Secondo il rapporto annuale elaborato dall'Unhcr, sono 60 milioni le persone in cerca di asilo. È il più alto numero mai registrato dalla Seconda guerra mondiale ad oggi, con migliaia di vite in fuga da conflitti e persecuzioni. Dinnanzi a quel dramma umano l'Europa sta registrando un crescente rifiuto a spinte xenofobe accompagnati da episodi di razzismo. Le destre cavalcano slogan populisti invitando al rifiuto. Alfano ha intimato ai sindaci la chiusura dei campi rom mentre Salvini si è scagliato contro il Papa che aveva invitato tutti «a chiedere perdono» per le persone e le istituzioni che chiudono la porta ai profughi. Il leader legista non ha infatti esitato a sbraitargli in faccia che a lui «non serve il perdono».

Di tutto questo si sarebbe potuto parlare domani, in occasione dell'annuale Giornata mondiale dei profughi. Ma non sarà così, non a Roma. Quelle migliaia di vite umane poteranno aspettare perché nella capitale si preferirà parlare di «gender». L'esplicita richiesta del Papa verrà surclassata da quella che l'integralismo cattolico sostiene sua una volontà nascosta fra le pieghe dei suoi discorsi. La priorità non sarà fornire accoglienza a chi rischia la vita ma l'impedire un riconoscimento giuridico all'amore.
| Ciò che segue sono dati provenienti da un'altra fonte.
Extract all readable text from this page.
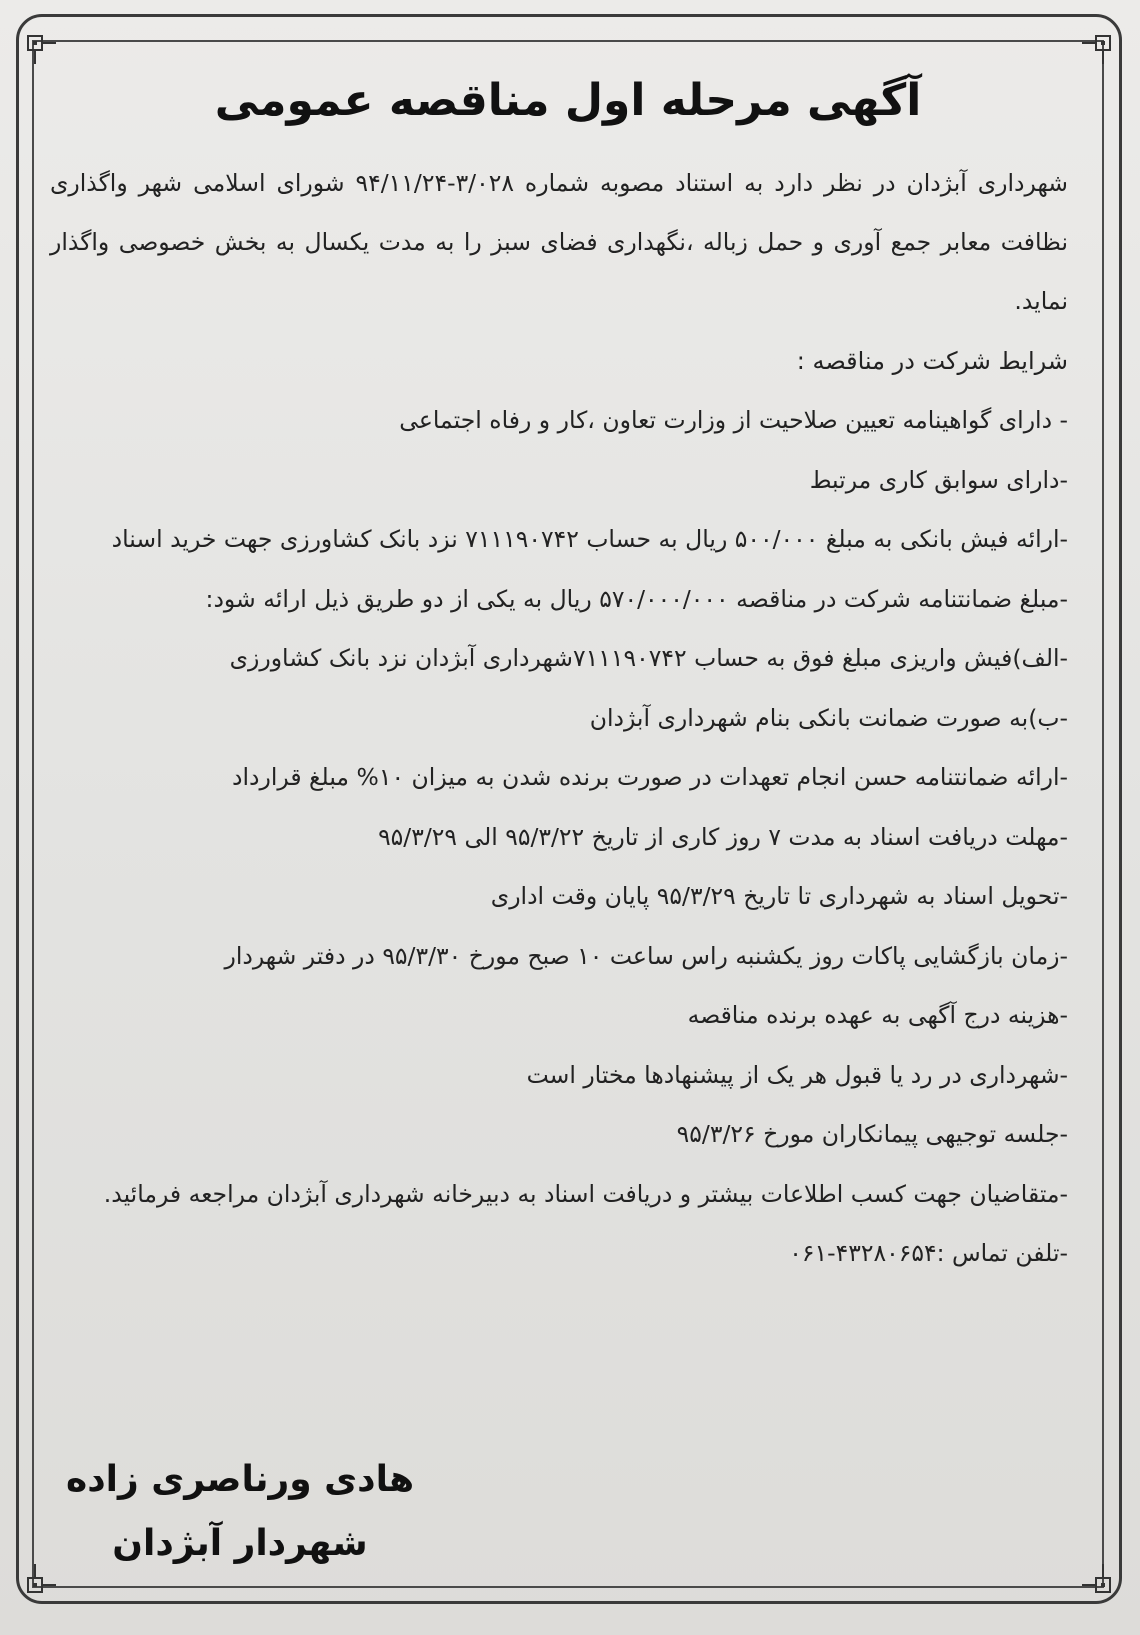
آگهی مرحله اول مناقصه عمومی

شهرداری آبژدان در نظر دارد به استناد مصوبه شماره ۳/۰۲۸-۹۴/۱۱/۲۴ شورای اسلامی شهر واگذاری نظافت معابر جمع آوری و حمل زباله ،نگهداری فضای سبز را به مدت یکسال به بخش خصوصی واگذار نماید.

شرایط شرکت در مناقصه :
- دارای گواهینامه تعیین صلاحیت از وزارت تعاون ،کار و رفاه اجتماعی
-دارای سوابق کاری مرتبط
-ارائه فیش بانکی به مبلغ ۵۰۰/۰۰۰ ریال به حساب ۷۱۱۱۹۰۷۴۲ نزد بانک کشاورزی جهت خرید اسناد
-مبلغ ضمانتنامه شرکت در مناقصه ۵۷۰/۰۰۰/۰۰۰ ریال به یکی از دو طریق ذیل ارائه شود:
-الف)فیش واریزی مبلغ فوق به حساب ۷۱۱۱۹۰۷۴۲شهرداری آبژدان نزد بانک کشاورزی
-ب)به صورت ضمانت بانکی بنام شهرداری آبژدان
-ارائه ضمانتنامه حسن انجام تعهدات در صورت برنده شدن به میزان ۱۰% مبلغ قرارداد
-مهلت دریافت اسناد به مدت ۷ روز کاری از تاریخ ۹۵/۳/۲۲ الی ۹۵/۳/۲۹
-تحویل اسناد به شهرداری تا تاریخ ۹۵/۳/۲۹ پایان وقت اداری
-زمان بازگشایی پاکات روز یکشنبه راس ساعت ۱۰ صبح مورخ ۹۵/۳/۳۰ در دفتر شهردار
-هزینه درج آگهی به عهده برنده مناقصه
-شهرداری در رد یا قبول هر یک از پیشنهادها مختار است
-جلسه توجیهی پیمانکاران مورخ ۹۵/۳/۲۶
-متقاضیان جهت کسب اطلاعات بیشتر و دریافت اسناد به دبیرخانه شهرداری آبژدان مراجعه فرمائید.
-تلفن تماس :۴۳۲۸۰۶۵۴-۰۶۱
هادی ورناصری زاده
شهردار آبژدان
Fa riflettere così come quella stessa gente che rifiuta le parole del Pontefice sia la stessa che scenderà in piazza -armata di croci ed icone sacre- per sostenere che la «tradizione cristiana» imponga l'esclusione di una parte della popolazione dai diritti civili. Si sosterrà di voler difendere i diritti dei più piccoli e di volerli «difendere» dal rischio di poter crescere con l'affetto di due genitori dello stesso sesso, ma allo stesso tempo si volterà la testa dinnanzi quai piccoli che fuggono dalle guerre in cerca di un futuro.

Eccoci dunque dinnanzi alla religiosità all'italiana: un'arma utile da cavalcare quando c'è da predicare odio per assicurarsi un qualche privilegio, ma da rinnegare se ci chiede un impegno in prima persona per il bene altrui. In fondo condannare gli altri non costa nulla, impegnarsi per gli altri è una faticaccia.